E’ stato difficile trovare delle belle storie che potessero supplire alla mancanza del materiale di repertorio, che non è in abbondanza su questo argomento. Per me questa è stata una scoperta negativa perché io credevo che soltanto durante il fascismo ci fosse stata una censura mentre ho capito che questo insabbiamento è continuato addirittura fino agli anni Settanta, quando sull’onda di certe tendenze americane, l’omosessualità è stata trattata in modo meno offensivo rispetto a come ci avevano abituati i giornali di destra e mi riferisco in particolar modo a Il Borghese e Lo Specchio. Erano i due settimanali che almeno ogni numero contenevano un attacco indiretto a qualcuno che era ritenuto omosessuale e che spingevano in una trappola mediatica.
Che cosa la infastidiva maggiormente all’epoca?
Per me era agghiacciate l’uso del linguaggio dei media, ci si riferiva agli omosessuali come ai cosiddetti “invertiti”. Poi c’è stato un periodo di “capovolto” per poi proseguire con “finocchio-occhiofino”. Oggi certe espressioni non sarebbero neanche notate ma credo che esista un modo più subdolo per colpire determinati obiettivi. Detesto la parola “gay” perché ha tolto alla diversità il suo valore. Vorrei che non ci fosse una parola come questa a cementificare il pregiudizio. Al cinema il termine è entrato nell’uso comune sul finire degli anni Sessanta, mentre prima era impensabile. Sulla falsariga di Schubert, il popolare sarto delle dive, nel cinema italiano proliferavano le immagini dell’omosessuale sarto.
Come si viveva l’omosessualità?
Il non pronunciare la parola “frocio” proteggeva ed aiutava ad esserlo, in qualche modo. Alcuni continuano a sostenere in parole brevi che “si stava meglio quando si stava peggio” poiché dalla rivoluzione sessuale in poi la situazione è diventata più insostenibile per gli omosessuali. Io trovo che chi ragiona così in realtà si riferisce all’omosessualità ma non all’omo-affettività che credo sia il punto centrale. Per molto tempo l’omosessualità è stata intesa come un rapporto di una notte e via, atteggiamento superficiale ritenuto offensivo se riferito agli eterosessuali. Perché mai un omosessuale dovrebbe vivere così? Io credo che conti molto l’ambito sociale in cui uno cresce e vive. Ad esempio nel mondo dello spettacolo essere omosessuali è quasi un’agevolazione.

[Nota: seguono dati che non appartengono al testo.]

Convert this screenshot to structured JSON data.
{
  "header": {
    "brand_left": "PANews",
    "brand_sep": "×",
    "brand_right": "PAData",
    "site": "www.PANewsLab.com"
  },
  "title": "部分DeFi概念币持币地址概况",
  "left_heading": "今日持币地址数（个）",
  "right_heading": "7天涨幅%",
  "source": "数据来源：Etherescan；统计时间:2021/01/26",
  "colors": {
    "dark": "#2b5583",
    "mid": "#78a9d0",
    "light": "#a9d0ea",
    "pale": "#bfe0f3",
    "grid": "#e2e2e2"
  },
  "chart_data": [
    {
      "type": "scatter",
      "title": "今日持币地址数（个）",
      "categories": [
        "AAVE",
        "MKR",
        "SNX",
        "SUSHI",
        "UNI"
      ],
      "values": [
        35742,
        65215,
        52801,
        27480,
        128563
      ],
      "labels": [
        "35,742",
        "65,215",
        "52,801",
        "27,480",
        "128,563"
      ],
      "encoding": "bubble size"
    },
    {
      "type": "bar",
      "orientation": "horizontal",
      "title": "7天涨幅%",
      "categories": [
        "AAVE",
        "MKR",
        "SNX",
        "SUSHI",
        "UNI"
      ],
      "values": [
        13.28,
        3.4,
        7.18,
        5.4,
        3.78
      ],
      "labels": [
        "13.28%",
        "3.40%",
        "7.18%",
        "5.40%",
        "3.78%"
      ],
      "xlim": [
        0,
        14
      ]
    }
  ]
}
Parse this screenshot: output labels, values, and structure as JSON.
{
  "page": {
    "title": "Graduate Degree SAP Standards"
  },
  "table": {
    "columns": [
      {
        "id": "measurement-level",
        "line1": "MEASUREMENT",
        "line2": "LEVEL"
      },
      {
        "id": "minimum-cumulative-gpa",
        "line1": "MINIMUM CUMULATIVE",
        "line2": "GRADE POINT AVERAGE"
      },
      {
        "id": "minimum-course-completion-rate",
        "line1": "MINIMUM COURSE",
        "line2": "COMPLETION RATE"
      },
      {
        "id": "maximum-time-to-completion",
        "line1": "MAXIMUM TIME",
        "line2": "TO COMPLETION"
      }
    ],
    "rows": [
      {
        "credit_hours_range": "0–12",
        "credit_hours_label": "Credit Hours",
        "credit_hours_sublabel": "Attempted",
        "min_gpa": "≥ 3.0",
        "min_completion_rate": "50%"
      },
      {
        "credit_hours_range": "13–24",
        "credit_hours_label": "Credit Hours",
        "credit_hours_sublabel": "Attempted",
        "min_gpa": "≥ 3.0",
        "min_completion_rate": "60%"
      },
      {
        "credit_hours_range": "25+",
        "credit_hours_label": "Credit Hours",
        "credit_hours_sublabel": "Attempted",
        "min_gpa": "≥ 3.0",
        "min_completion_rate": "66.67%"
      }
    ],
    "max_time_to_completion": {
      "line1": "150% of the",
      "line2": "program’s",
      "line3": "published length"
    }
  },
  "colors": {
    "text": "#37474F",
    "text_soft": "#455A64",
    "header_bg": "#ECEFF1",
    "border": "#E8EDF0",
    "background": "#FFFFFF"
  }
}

Per un insegnante di provincia è diverso poiché vi sono delle realtà in cui c’è chi confonde addirittura l’omosessualità con la pedofilia, Putin docet!
Che mezzi ha avuto per realizzare questo documentario?
Non voglio parlare della cifra, perché se la dico ci vergogniamo tutti. Mi limito a dire che non potevo permettermi di fare una retata di persone in giro per l’Italia e poi scegliere il montaggio. Il film è stato girato in 48 ore complessive. Attraverso amici di amici e con l’aiuto dell’arcigay abbiamo scelto delle persone che avessero una fascia di età compresa tra i 75 e i 95 anni e fossero disponibili a raccontarci le loro storie. Le storie sono 19/20 e ne ho lasciate fuori solo due che compariranno nelle versione homevideo. Raccontano tutti esperienze differenti ma ciascuno di loro è rappresentante dell’universalità del tema.
In che cosa consiste la diversità?
Trovo che sia un’insensatezza generalizzare sui rapporti tra due uomini, tra un uomo e una donna o tra due donne. Ma se mettiamo da parte il sesso e parliamo di affettività allora credo davvero che siamo tutti uguali. Vorrei evitare che si facessero documentari come questo. La mia più grande ambizione era non doverlo fare. Nel mio documentario c’è addirittura una persona di nome Glauco che sostiene che solo una disgrazia più grande come quella di essere rimasto orfano da bambino, gli ha dato la fortuna di non dover confessare ai propri genitori la propria omosessualità.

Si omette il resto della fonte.